Nouvelle Vague als Roman: Patrick Roegiers

Ein Roman wie eine Kamera

Patrick Roegiers’ Nouvelle Vague, roman ist nicht als traditioneller historischer Roman oder als konventionelle Biografie über die Protagonisten der Nouvelle Vague zu verstehen, sondern als ein virtuoser cinéroman, dessen zentrale ästhetische Leistung in der Transformation filmischer Verfahren in literarische Prosa liegt. Der Text verwischt die Grenzen zwischen Faktizität und Imagination, zwischen dem Schreiben und der Leinwand, und nutzt dabei Prinzipien der Nouvelle Vague als strukturelles Fundament seiner eigenen literarischen Poetik. Roegiers‘ Nouvelle Vague, roman ist ein Werk, das seine eigene Gattung neu definiert. Es ist weder ein roman à clef über die Heroen der Filmgeschichte noch ein reines Erinnerungsbuch, weder Biografie noch Metafiktion, weder Filmanalyse noch nostalgische Cinephilie. Vielmehr verschränkt Roegiers die Verfahren all dieser Formen zu einer Prosa, die sich wie eine Kamera verhält: Sie beobachtet, führt den Blick, erzeugt Bewegungen, wechselt Perspektiven, setzt Schnitte, zoomt heran und entfernt sich wieder. Diese Kamera, die er literarisch simuliert, ist rastlos, aufmerksam, wählerisch, aber nie distanziert. Der Text ist weniger erzählt als komponiert, eher montiert als ausgearbeitet, er zeigt, anstatt zu argumentieren. Hier entsteht ein literarischer Raum, in dem die Nouvelle Vague nicht rekonstruiert, sondern gewissermaßen neu gedreht wird:

Der Roman beginnt programmatisch mit einer Szene in den Räumen der Cahiers du cinéma, diesem mythischen Geburtsort der Bewegung. Indem Roegiers den präzisen Ort – „installés, en 1954, tout en haut, à droite…“ – beschreibt, lässt er den Leser unmittelbar in jene räumliche Konstellation eintreten, in der das neue Kino Frankreichs seinen Ausgang nimmt. Das Büro wird zum ersten Schauplatz des Romans und zugleich zur ersten Einstellung eines imaginären Films in Prosa. Der Blick aus dem Fenster über die Champs-Élysées, die Nennung der dort aufgehängten Fotos von Rita Hayworth und Jayne Mansfield, die Präsenz der amerikanischen Stars im Raum, all das erzeugt eine Atmosphäre, in der sich Theorie und Faszination überlagern. Die Nouvelle Vague erscheint hier nicht als Ergebnis politischer oder ästhetischer Programme, sondern als energetische Choreographie von Blicken, Obsessionen, Liebeserklärungen und Ablehnungen. Roegiers macht aus diesem Ort keinen mythischen Tempel, sondern ein Atelier voller Stimmen, voller widersprüchlicher Energien, voller Unruhe.
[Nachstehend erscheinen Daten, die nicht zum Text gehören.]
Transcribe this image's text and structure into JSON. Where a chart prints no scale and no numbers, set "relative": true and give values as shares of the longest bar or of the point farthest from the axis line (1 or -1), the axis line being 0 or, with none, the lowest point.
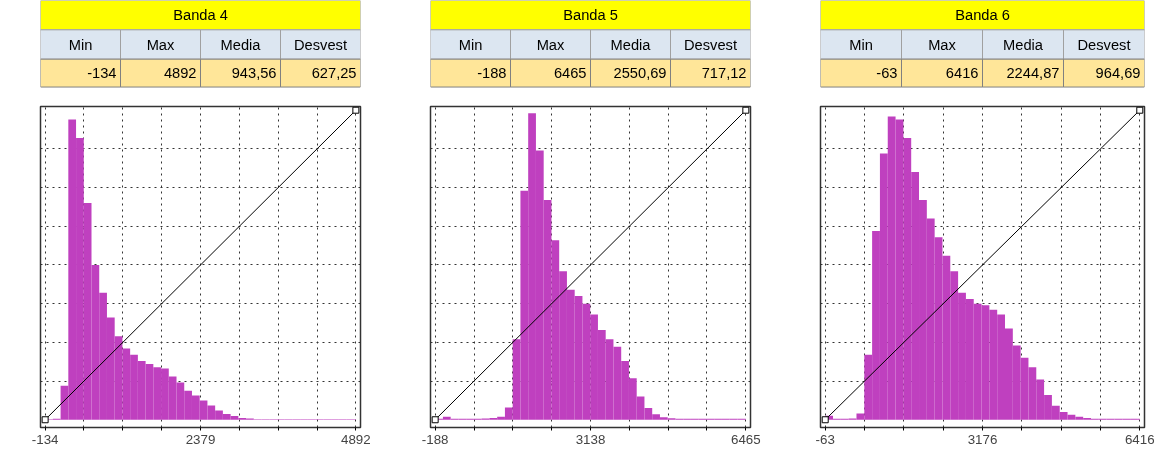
{
  "chart_data": [
    {
      "type": "histogram",
      "title": "Banda 4",
      "relative": true,
      "grid": true,
      "annotations": [
        "Min",
        "Max",
        "Media",
        "Desvest",
        "-134",
        "4892",
        "943,56",
        "627,25"
      ],
      "xlim": [
        -209,
        4967
      ],
      "xticks": [
        -134,
        {
          "value": 494.25,
          "label": null
        },
        {
          "value": 1122.5,
          "label": null
        },
        {
          "value": 1750.75,
          "label": null
        },
        2379,
        {
          "value": 3007.25,
          "label": null
        },
        {
          "value": 3635.5,
          "label": null
        },
        {
          "value": 4263.75,
          "label": null
        },
        4892
      ],
      "series": [
        {
          "color": "#bf40bf",
          "bins": [
            -134,
            -9,
            116,
            241,
            366,
            491,
            616,
            741,
            866,
            991,
            1116,
            1241,
            1366,
            1491,
            1616,
            1741,
            1866,
            1991,
            2116,
            2241,
            2366,
            2491,
            2616,
            2741,
            2866,
            2991,
            3116,
            3241,
            3366,
            3491,
            3616,
            3741,
            3866,
            3991,
            4116,
            4241,
            4366,
            4491,
            4616,
            4741,
            4866,
            4892
          ],
          "values": [
            0.002,
            0.003,
            0.11,
            0.97,
            0.91,
            0.7,
            0.5,
            0.41,
            0.33,
            0.27,
            0.23,
            0.21,
            0.19,
            0.18,
            0.17,
            0.166,
            0.14,
            0.12,
            0.094,
            0.078,
            0.062,
            0.046,
            0.03,
            0.019,
            0.012,
            0.006,
            0.004,
            0.002,
            0.002,
            0.002,
            0.002,
            0.002,
            0.002,
            0.002,
            0.002,
            0.002,
            0.002,
            0.002,
            0.002,
            0.002,
            0.002
          ]
        },
        {
          "type": "line",
          "color": "#000000",
          "marker": "square",
          "line_style": "solid",
          "x": [
            -134,
            4892
          ],
          "values": [
            0,
            1
          ]
        }
      ]
    },
    {
      "type": "histogram",
      "title": "Banda 5",
      "relative": true,
      "grid": true,
      "annotations": [
        "Min",
        "Max",
        "Media",
        "Desvest",
        "-188",
        "6465",
        "2550,69",
        "717,12"
      ],
      "xlim": [
        -288,
        6565
      ],
      "xticks": [
        -188,
        {
          "value": 643.625,
          "label": null
        },
        {
          "value": 1475.25,
          "label": null
        },
        {
          "value": 2306.875,
          "label": null
        },
        3138,
        {
          "value": 3970.125,
          "label": null
        },
        {
          "value": 4801.75,
          "label": null
        },
        {
          "value": 5633.375,
          "label": null
        },
        6465
      ],
      "series": [
        {
          "color": "#bf40bf",
          "bins": [
            -188,
            -22,
            144,
            310,
            476,
            642,
            808,
            974,
            1140,
            1306,
            1472,
            1638,
            1804,
            1970,
            2136,
            2302,
            2468,
            2634,
            2800,
            2966,
            3132,
            3298,
            3464,
            3630,
            3796,
            3962,
            4128,
            4294,
            4460,
            4626,
            4792,
            4958,
            5124,
            5290,
            5456,
            5622,
            5788,
            5954,
            6120,
            6286,
            6452,
            6465
          ],
          "values": [
            0.003,
            0.01,
            0.003,
            0.003,
            0.003,
            0.003,
            0.004,
            0.006,
            0.01,
            0.04,
            0.26,
            0.74,
            0.99,
            0.87,
            0.71,
            0.58,
            0.48,
            0.42,
            0.4,
            0.375,
            0.34,
            0.29,
            0.26,
            0.236,
            0.19,
            0.134,
            0.075,
            0.038,
            0.018,
            0.008,
            0.005,
            0.003,
            0.003,
            0.003,
            0.003,
            0.003,
            0.003,
            0.003,
            0.003,
            0.003,
            0.003
          ]
        },
        {
          "type": "line",
          "color": "#000000",
          "marker": "square",
          "line_style": "solid",
          "x": [
            -188,
            6465
          ],
          "values": [
            0,
            1
          ]
        }
      ]
    },
    {
      "type": "histogram",
      "title": "Banda 6",
      "relative": true,
      "grid": true,
      "annotations": [
        "Min",
        "Max",
        "Media",
        "Desvest",
        "-63",
        "6416",
        "2244,87",
        "964,69"
      ],
      "xlim": [
        -160,
        6513
      ],
      "xticks": [
        -63,
        {
          "value": 746.875,
          "label": null
        },
        {
          "value": 1556.75,
          "label": null
        },
        {
          "value": 2366.625,
          "label": null
        },
        3176,
        {
          "value": 3986.375,
          "label": null
        },
        {
          "value": 4796.25,
          "label": null
        },
        {
          "value": 5606.125,
          "label": null
        },
        6416
      ],
      "series": [
        {
          "color": "#bf40bf",
          "bins": [
            -63,
            98,
            259,
            420,
            581,
            742,
            903,
            1064,
            1225,
            1386,
            1547,
            1708,
            1869,
            2030,
            2191,
            2352,
            2513,
            2674,
            2835,
            2996,
            3157,
            3318,
            3479,
            3640,
            3801,
            3962,
            4123,
            4284,
            4445,
            4606,
            4767,
            4928,
            5089,
            5250,
            5411,
            5572,
            5733,
            5894,
            6055,
            6216,
            6377,
            6416
          ],
          "values": [
            0.013,
            0.003,
            0.003,
            0.004,
            0.02,
            0.21,
            0.61,
            0.86,
            0.98,
            0.97,
            0.91,
            0.8,
            0.71,
            0.65,
            0.59,
            0.53,
            0.48,
            0.41,
            0.39,
            0.375,
            0.37,
            0.355,
            0.34,
            0.295,
            0.24,
            0.2,
            0.17,
            0.13,
            0.08,
            0.045,
            0.025,
            0.016,
            0.01,
            0.006,
            0.003,
            0.003,
            0.003,
            0.003,
            0.003,
            0.003,
            0.003
          ]
        },
        {
          "type": "line",
          "color": "#000000",
          "marker": "square",
          "line_style": "solid",
          "x": [
            -63,
            6416
          ],
          "values": [
            0,
            1
          ]
        }
      ]
    }
  ]
}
Die ästhetischen Thesen der Nouvelle Vague-Protagonisten werden bei Roegiers zur eigentlichen Handlung des Romans, denn jeder von ihnen verkörpert weniger eine historische Person als eine Haltung, eine Bewegung, eine Theorie in Aktion. Wenn Godard als „intellektueller Rebell“ erscheint, der mit seinem Diktum „Je ne fais pas de films, je fais du cinéma“ die Dominanz des Bildes über die Geschichte proklamiert und dessen radikale Cut-Montage aus chronischem Low-Budget ebenso wie aus ästhetischer Konsequenz entsteht, dann ist das keine biografische Beschreibung, sondern die literarische Übersetzung eines Gestus, der das Denken in Bildern zum Motor des Romans macht. In derselben Logik verwandelt Roegiers die prägenden Figuren der Bewegung in Musketiere – Truffaut als Athos, Chabrol als Porthos, Rohmer als Aramis, Godard als d’Artagnan und Agnès Varda als eine ironisch leuchtende Milady – und etabliert damit nicht ein spielerisches Etikett, sondern die zentrale poetische Strategie seines Buches: Die Regisseure erscheinen weniger als Menschen aus Fleisch und Blut, denn als Figuren eines literarischen Modus, der ihre ästhetischen Entscheidungen sichtbarer macht, als es eine rein biografische Erzählung vermöchte.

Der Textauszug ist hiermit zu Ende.